女ひとりで生きてくのは大変だ。仕事ったって、このへんの村にはろくなもんはねぇ。よくて野良仕事の手伝い、悪けりゃ花街行きだ。金で男に買われたいか? 嫌だろ? なら俺のもんになれよ。二人でいい思いしようぜ」


 じり、と足元からチャドがにじり寄ってくる。

 フィーネは慌ててスカートの裾を直し、ずるずると後ろに下がった。


「なぁに、いてぇのは最初だけだ。すぐヨくなる。俺にまかせとけばいいからよ」


 チャドがフィーネの足首をつかむ。汗ばんだ手のおぞましい感触に、フィーネは総毛立った。


「やめて! 伯父さんに言うわよ!」


「言えばいいだろ。婚礼の日が近づくだけだぜ」


「誰があなたなんかと! 誰か! 助けて!」


 フィーネは足をばたつかせ、ちぎった草をチャドに投げつける。チャドはそれを難なく押さえつけ、襟のボタンに手をかけた。


「いやあぁぁぁ!」


「うるせぇ! 黙れ、この……ぎゃぁっ」


 突然、フィーネの上にのしかかっていたチャドが吹き飛んだ。何が起こったのかわからないフィーネは、転がり、木の根に頭をぶつけて気を失うチャドを、あっけにとられて見つめていた。

 そこに、この場にいるはずのない人の声が降ってきた。


「大丈夫か」


「……ハインツさん?」


 フィーネは、信じられない思いで声のした方を振り仰ぐ。


「どうして、ここに」


「あんたに頼みごとがあって来た。

 家に行ったら外にいると言われて、声のする方に来たんだが……合意の上ではないよな?」


「当たり前です! あんな……あんな男……!」


 きっ、とフィーネは伸びているチャドを睨みつける。鼻の奥がつんと痛み、視界がかすんだ。


「立てるか?」


「はい……」


 ハインツに手を取られ、フィーネは立ち上がる。気遣うように握られた手の温かさに、涙がこぼれた。


「う……うぅ……」


「……」


 涙を流すフィーネに、ハインツは黙って寄り添っている。

 何か用事があって来たらしいハインツを待たせてはいけないと、フィーネは涙を止めようとする。けれど店を閉める決意をしてからずっと我慢していたものが一気に溢れ出て、透明な雫が次から次へと頬を流れた。


「あ……ふっ、うっ、うぅ……」


 ぎゅっとハインツの手を握る。悔しさと情けなさと自分の不甲斐なさに、心が千にもちぎれそうだった。


「……」


「うぅ、す、すみません……すぐ落ち着きますから……」


「気にするな」


「ごめ……なさ……」


 乱暴に破かれた胸元をかき合せ、ハインツを見上げる。いつもと変わらない、少し不機嫌そうな彼の瞳を見てフィーネの心がほっと緩んだそのとき。


「ぬおおおおお! まどろっこしい! なぜそこで抱きしめぬのじゃ!

 これ、ハインツ! 男ならぎゅっとしてぶちゅっと行け!」


「………………姫さま?」


 フィーネがぎこちなく首を巡らせると、リーンハルト国の紋章入りの豪奢な馬車の前で、足を大股に開き腰に手を当てて声を張り上げるマリエッタがいた。


「ぬっ、しまった! つい我慢できなくて飛び出してしまったぞ」


「姫さま!」


 ぱっと笑顔になったフィーネは、マリエッタのもとに駆け寄る。そして小さな姫に抱きつくと、その体をきつく抱いてわんわんと泣いた。

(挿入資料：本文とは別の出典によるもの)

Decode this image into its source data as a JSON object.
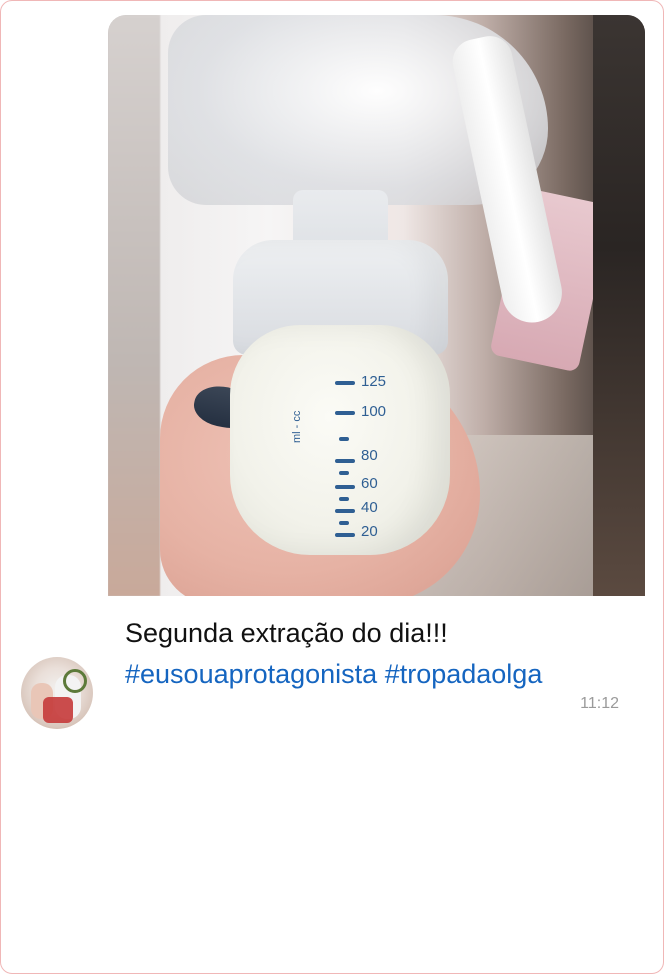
{
  "message": {
    "caption_line": "Segunda extração do dia!!!",
    "hashtags": "#eusouaprotagonista #tropadaolga",
    "time": "11:12"
  },
  "bottle_scale": {
    "unit": "ml - cc",
    "marks": [
      "125",
      "100",
      "80",
      "60",
      "40",
      "20"
    ]
  },
  "colors": {
    "hashtag": "#1565c0",
    "frame_border": "#f0b7b7",
    "scale": "#2f5f93",
    "time": "#9a9a9a"
  },
  "icons": {
    "avatar": "contact-avatar"
  }
}
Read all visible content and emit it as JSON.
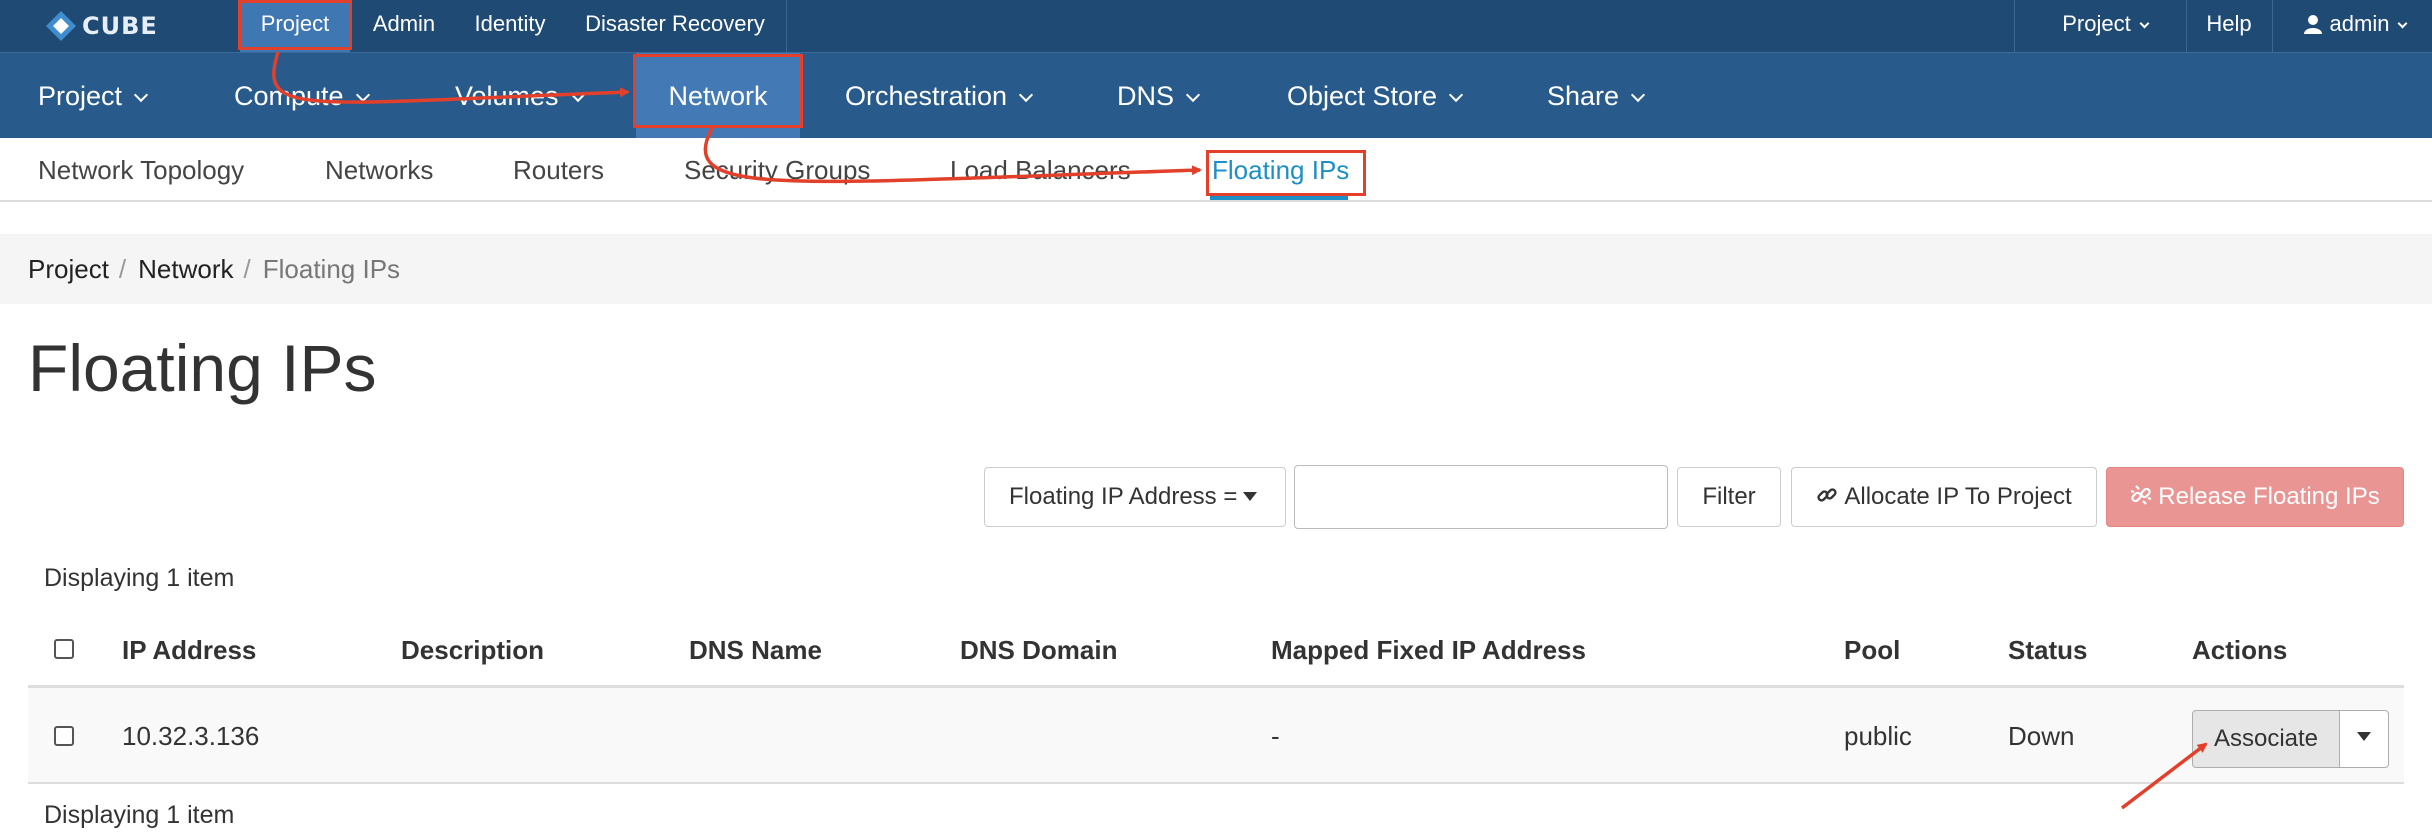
{
  "brand": {
    "name": "CUBE"
  },
  "topbar": {
    "items": [
      "Project",
      "Admin",
      "Identity",
      "Disaster Recovery"
    ],
    "right": {
      "project": "Project",
      "help": "Help",
      "user": "admin"
    }
  },
  "mainnav": {
    "items": [
      "Project",
      "Compute",
      "Volumes",
      "Network",
      "Orchestration",
      "DNS",
      "Object Store",
      "Share"
    ]
  },
  "subnav": {
    "items": [
      "Network Topology",
      "Networks",
      "Routers",
      "Security Groups",
      "Load Balancers",
      "Floating IPs"
    ]
  },
  "breadcrumb": {
    "items": [
      "Project",
      "Network",
      "Floating IPs"
    ]
  },
  "page": {
    "title": "Floating IPs"
  },
  "toolbar": {
    "filter_field": "Floating IP Address =",
    "filter_value": "",
    "filter_button": "Filter",
    "allocate_button": "Allocate IP To Project",
    "release_button": "Release Floating IPs"
  },
  "table": {
    "count_label": "Displaying 1 item",
    "columns": [
      "IP Address",
      "Description",
      "DNS Name",
      "DNS Domain",
      "Mapped Fixed IP Address",
      "Pool",
      "Status",
      "Actions"
    ],
    "rows": [
      {
        "ip": "10.32.3.136",
        "description": "",
        "dns_name": "",
        "dns_domain": "",
        "mapped_fixed_ip": "-",
        "pool": "public",
        "status": "Down",
        "action": "Associate"
      }
    ]
  },
  "colors": {
    "topbar": "#1f4a73",
    "mainnav": "#285b8c",
    "active_tab": "#4379b4",
    "link_active": "#1e8fc6",
    "danger": "#e99594",
    "annotation": "#e2402b"
  }
}
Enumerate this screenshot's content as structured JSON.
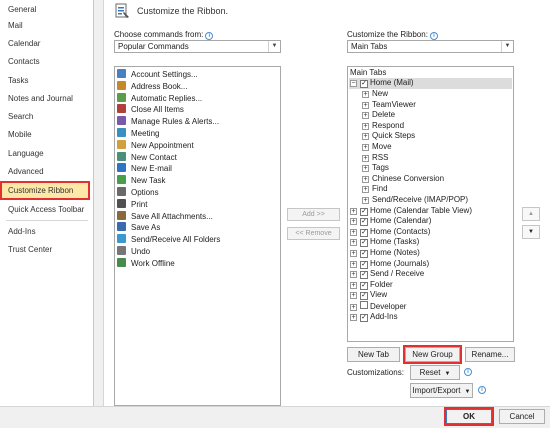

「よしよし。嫌な思いをさせたな。妾が来たからにはもう大丈夫じゃ。フラチな行いをする者は許さぬぞ」


「姫さま……。あぁ……!」


 背中をぽんぽんと叩かれて、辛い涙が安堵の涙に変わる。

 マリエッタの馬車の周りには数名の騎士がついており、ハインツはフィーネの安全が確保されたことを確かめて、無様に転がる男に手をかけた。


「おい」


 胸ぐらをつかんで、がくがくと揺する。とっくに目覚めていたらしい男は、目を開けて卑屈な笑みを浮かべた。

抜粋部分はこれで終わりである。